As a supporter of the Linux mobile ecosystem, I value the work done on FuriOS and the FLX1s. However, as the market matures in 2026, "de-Googled software" is no longer enough to justify the premium price of mid-range hardware. To truly become a "Safety Device," Furi Labs must lead where Big Tech cannot: Open-Source Silicon and Verifiable Hardware.
I am requesting that future iterations of Furi hardware move beyond standard budget components and integrate the following "Trust-No-One" hardware features:
1. Integration of an Open-Source Secure Element (TROPIC01)
Big Tech uses "Black Box" chips (Knox, Titan, Secure Enclave) that require total trust in the manufacturer.
Request: Integrate an auditable, open-source secure element like the Tropic Square TROPIC01.
Justification: This moves security from a "pinky promise" to a verifiable reality. An auditable chip for disk encryption and key storage is the only way to prove no backdoors exist at the silicon level. It justifies a premium price by providing security that even a $1,200 flagship cannot offer.
2. Active Tamper-Zeroization (Physical Self-Destruct)
Privacy phones are prime targets for forensic "chip-off" or "cold-boot" attacks once physically seized.
Request: Add internal physical tamper sensors (light-sensitive photodiodes or a voltage-monitored mesh) linked directly to the Secure Element.
Justification: If the device casing is physically breached, the hardware should automatically "zeroize" (wipe) the master encryption keys. This makes the phone truly safe for users in high-risk environments where physical seizure is the primary threat.
3. Modular Security via Pogo Pins (HSM Backpack)
The "all-in-one" phone model is a security liability because the keys and the data live in the same box.
Request: Develop an external Hardware Security Module (HSM) that connects via the phone's expansion pins.
Justification: Allow users to physically remove their "security brain" (PGP keys, root secrets) and carry it separately. This creates a "Possession-Based" security model. Without the physical module attached, the phone remains an encrypted brick, providing a level of protection that software-only solutions cannot match.

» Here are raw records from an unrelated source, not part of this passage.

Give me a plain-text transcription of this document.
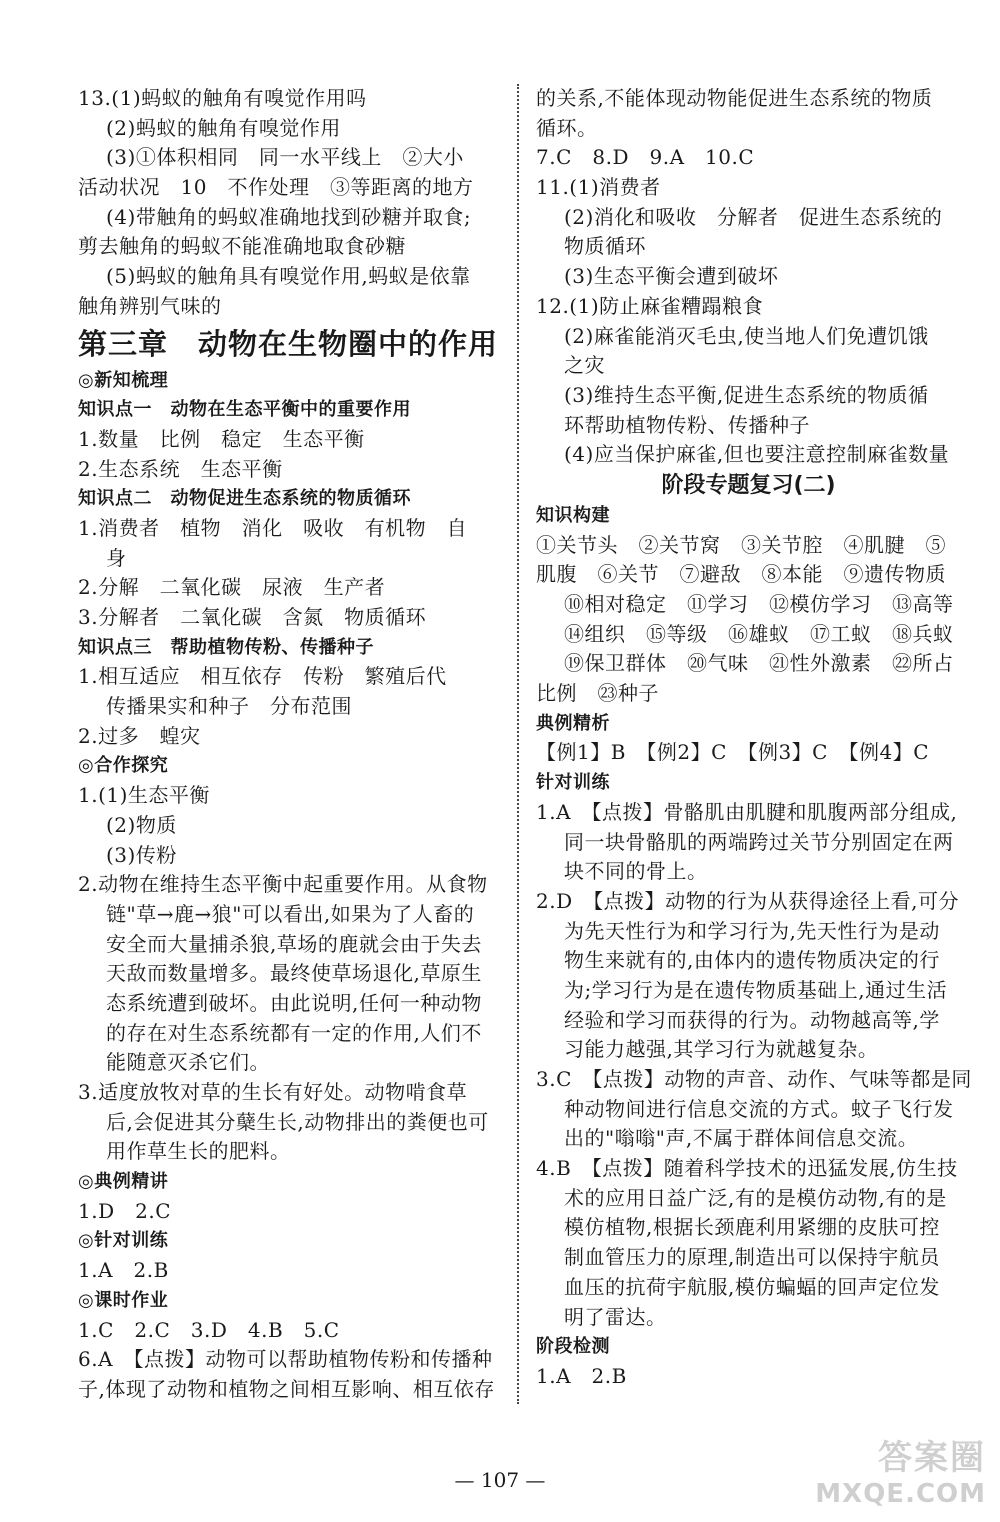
13.(1)蚂蚁的触角有嗅觉作用吗
(2)蚂蚁的触角有嗅觉作用
(3)①体积相同　同一水平线上　②大小
活动状况　10　不作处理　③等距离的地方
(4)带触角的蚂蚁准确地找到砂糖并取食;
剪去触角的蚂蚁不能准确地取食砂糖
(5)蚂蚁的触角具有嗅觉作用,蚂蚁是依靠
触角辨别气味的
第三章　动物在生物圈中的作用
◎新知梳理
知识点一　动物在生态平衡中的重要作用
1.数量　比例　稳定　生态平衡
2.生态系统　生态平衡
知识点二　动物促进生态系统的物质循环
1.消费者　植物　消化　吸收　有机物　自
身
2.分解　二氧化碳　尿液　生产者
3.分解者　二氧化碳　含氮　物质循环
知识点三　帮助植物传粉、传播种子
1.相互适应　相互依存　传粉　繁殖后代
传播果实和种子　分布范围
2.过多　蝗灾
◎合作探究
1.(1)生态平衡
(2)物质
(3)传粉
2.动物在维持生态平衡中起重要作用。从食物
链"草→鹿→狼"可以看出,如果为了人畜的
安全而大量捕杀狼,草场的鹿就会由于失去
天敌而数量增多。最终使草场退化,草原生
态系统遭到破坏。由此说明,任何一种动物
的存在对生态系统都有一定的作用,人们不
能随意灭杀它们。
3.适度放牧对草的生长有好处。动物啃食草
后,会促进其分蘖生长,动物排出的粪便也可
用作草生长的肥料。
◎典例精讲
1.D　2.C
◎针对训练
1.A　2.B
◎课时作业
1.C　2.C　3.D　4.B　5.C
6.A　【点拨】动物可以帮助植物传粉和传播种
子,体现了动物和植物之间相互影响、相互依存
的关系,不能体现动物能促进生态系统的物质
循环。
7.C　8.D　9.A　10.C
11.(1)消费者
(2)消化和吸收　分解者　促进生态系统的
物质循环
(3)生态平衡会遭到破坏
12.(1)防止麻雀糟蹋粮食
(2)麻雀能消灭毛虫,使当地人们免遭饥饿
之灾
(3)维持生态平衡,促进生态系统的物质循
环帮助植物传粉、传播种子
(4)应当保护麻雀,但也要注意控制麻雀数量
阶段专题复习(二)
知识构建
①关节头　②关节窝　③关节腔　④肌腱　⑤
肌腹　⑥关节　⑦避敌　⑧本能　⑨遗传物质
⑩相对稳定　⑪学习　⑫模仿学习　⑬高等
⑭组织　⑮等级　⑯雄蚁　⑰工蚁　⑱兵蚁
⑲保卫群体　⑳气味　㉑性外激素　㉒所占
比例　㉓种子
典例精析
【例1】B　【例2】C　【例3】C　【例4】C
针对训练
1.A　【点拨】骨骼肌由肌腱和肌腹两部分组成,
同一块骨骼肌的两端跨过关节分别固定在两
块不同的骨上。
2.D　【点拨】动物的行为从获得途径上看,可分
为先天性行为和学习行为,先天性行为是动
物生来就有的,由体内的遗传物质决定的行
为;学习行为是在遗传物质基础上,通过生活
经验和学习而获得的行为。动物越高等,学
习能力越强,其学习行为就越复杂。
3.C　【点拨】动物的声音、动作、气味等都是同
种动物间进行信息交流的方式。蚊子飞行发
出的"嗡嗡"声,不属于群体间信息交流。
4.B　【点拨】随着科学技术的迅猛发展,仿生技
术的应用日益广泛,有的是模仿动物,有的是
模仿植物,根据长颈鹿利用紧绷的皮肤可控
制血管压力的原理,制造出可以保持宇航员
血压的抗荷宇航服,模仿蝙蝠的回声定位发
明了雷达。
阶段检测
1.A　2.B
— 107 —
答案圈
MXQE.COM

Conclusion: By choosing lower-spec CPUs to maintain margins, you risk being seen as a "Privacy Tax" company. By choosing "Secure-by-Design" hardware, you become an essential tool for digital sovereignty. We don't want a cheaper phone; we want a phone that is physically incapable of betraying us.
Hello, to re-iterate the response by @fakeshell in Telegram, we don't have the funds for the immense fabrication and software costs in the foreseeable future.